Removing parties claiming a colorable defense that embraces a federal officer statute under section 1442 must show: (1) it has asserted a colorable federal defense, (2) it is a “person” within the meaning of the statute, (3) that has acted pursuant to a federal officer's directions, and (4) the charged conduct is connected or associated with an act pursuant to a federal officer's directions. Latiolais v. Huntington Ingalls Inc., 951 F.3d 286, 291 (5th Cir. 2020) (en banc). The bar for what constitutes a defense colorable is not as high as what is necessary to survive summary judgment or to prevail on the merits. Elie v. Ameron Int’l Corp., 2020 WL 2554317, *2 (E.D. La. May 20, 2020) (Vance, J.). A defense is colorable, as defined by the Fifth Circuit when: the defense need not be clearly sustainable, as section 1442 does not require a federal

official or person acting under him to win his case before he can have it removed. Instead, an asserted federal defense is colorable unless it is immaterial and made solely for the purpose of obtaining jurisdiction or wholly insubstantial and frivolous. Latiolais, 951 F.3d at 296-97. The Fifth Circuit Court of Appeals requires a liberal interpretation of section 1442, unlike general removal provisions which must be strictly construed in favor of remand. Zeringue, 846 F.3d 785, 789 (5th Cir. 2017); Louisiana v. Sparks, 978 F.2d 226, 232 (5th Cir. 1992). Also differing from general removal jurisdiction, there is no requirement that the district court have original jurisdiction over the plaintiff’s claim in a federal officer removal. Cases where the federal officer statute arises as a defense may be removed even if they are not present on the face of the

plaintiff’s well-pleaded complaint. Jefferson County, Ala. v. Acker, 527 U.S. 423, 430-31 (1999). However, the mere fact that some of the defendant’s work fell under federal regulation or review is not enough to create a sufficient federal officer jurisdictional question. Watson v. Phillip Morris Cos. Inc., 551 U.S. 142, 153 (2007).

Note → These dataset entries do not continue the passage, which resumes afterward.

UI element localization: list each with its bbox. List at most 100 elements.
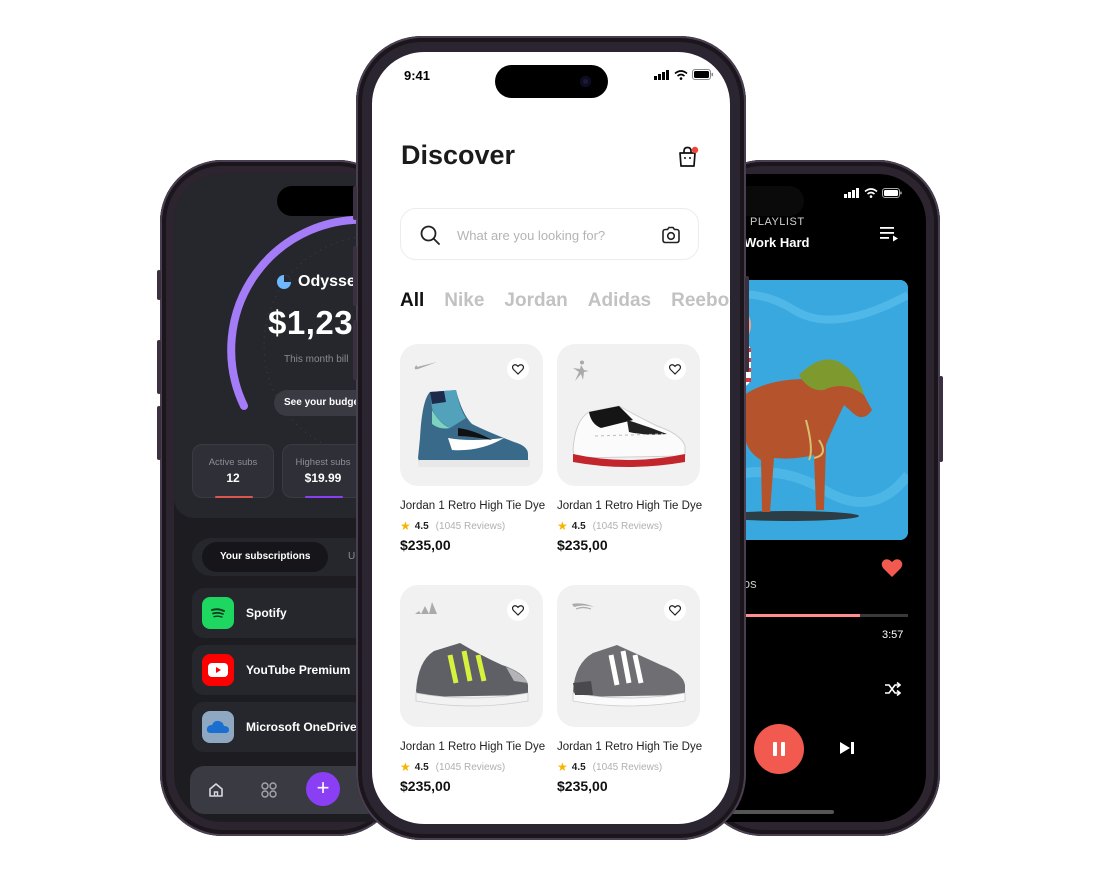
favorite-button[interactable] [664,599,686,621]
next-track-icon[interactable] [838,740,856,756]
product-rating: ★ 4.5 (1045 Reviews) [557,519,700,533]
product-card[interactable]: Jordan 1 Retro High Tie Dye ★ 4.5 (1045 … [557,585,703,794]
phone-side-button [939,376,943,462]
review-count: (1045 Reviews) [435,761,506,773]
shop-phone: 9:41 Discover A [353,36,749,840]
product-card[interactable]: Jordan 1 Retro High Tie Dye ★ 4.5 (1045 … [400,585,546,794]
signal-icon [654,69,669,80]
wifi-icon [864,188,878,198]
tab-adidas[interactable]: Adidas [588,290,651,312]
favorite-button[interactable] [664,358,686,380]
product-title: Jordan 1 Retro High Tie Dye [400,741,546,753]
sneaker-image [572,405,686,467]
heart-outline-icon [669,604,681,616]
brand-filter-tabs: All Nike Jordan Adidas Reebok [400,290,730,312]
product-image[interactable] [557,344,700,486]
shop-screen: 9:41 Discover A [372,52,730,824]
product-rating: ★ 4.5 (1045 Reviews) [557,760,700,774]
product-image[interactable] [400,585,543,727]
status-time: 9:41 [404,68,431,83]
review-count: (1045 Reviews) [435,520,506,532]
track-duration: 3:57 [882,629,904,641]
youtube-icon [202,654,234,686]
stat-active-subs: Active subs 12 [192,444,274,498]
star-icon: ★ [400,760,411,774]
product-price: $235,00 [400,537,451,553]
like-heart-icon[interactable] [881,558,903,578]
phone-side-button [353,186,357,220]
star-icon: ★ [557,760,568,774]
phone-side-button [157,406,161,460]
playlist-name: Work Hard [744,235,810,250]
signal-icon [844,188,859,198]
product-card[interactable]: Jordan 1 Retro High Tie Dye ★ 4.5 (1045 … [400,344,546,553]
subscription-name: Spotify [246,606,287,620]
product-price: $235,00 [557,778,608,794]
stat-value: 12 [226,471,240,485]
review-count: (1045 Reviews) [592,761,663,773]
product-price: $235,00 [400,778,451,794]
product-card[interactable]: Jordan 1 Retro High Tie Dye ★ 4.5 (1045 … [557,344,702,553]
page-title: Discover [401,140,516,170]
heart-outline-icon [512,363,524,375]
product-price: $235,00 [557,537,608,553]
reebok-logo-icon [572,603,594,610]
stat-highest-subs: Highest subs $19.99 [282,444,364,498]
camera-search-icon[interactable] [660,224,682,246]
adidas-logo-icon [415,602,437,614]
review-count: (1045 Reviews) [592,520,663,532]
stat-label: Active subs [208,457,258,468]
stat-value: $19.99 [304,471,342,485]
wifi-icon [674,69,688,80]
home-icon[interactable] [204,778,228,802]
shuffle-icon[interactable] [885,682,901,696]
tab-your-subscriptions[interactable]: Your subscriptions [202,542,329,572]
tab-nike[interactable]: Nike [444,290,484,312]
camera-dot [580,76,591,87]
product-title: Jordan 1 Retro High Tie Dye [557,741,703,753]
status-bar [844,188,902,198]
odyssey-logo-icon [277,275,291,289]
rating-value: 4.5 [414,520,429,532]
shopping-bag-icon[interactable] [676,145,700,169]
grid-icon[interactable] [257,778,281,802]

Discussion The Court finds the Defendant has asserted a colorable federal officer statutory defense and has satisfied that element of the Fifth Circuit’s removal test. Additionally, the other elements are not in contest here. The Defendant has satisfied the ‘colorable defense’ element by asserting the colorable defense of government contractor immunity.

The Defendant’s government contractor immunity arises under Boyle v. Unity Technologies Corporation which extends immunity for federal contractors who comply within the specifications of a federal contract. 487 U.S. 500 (1988).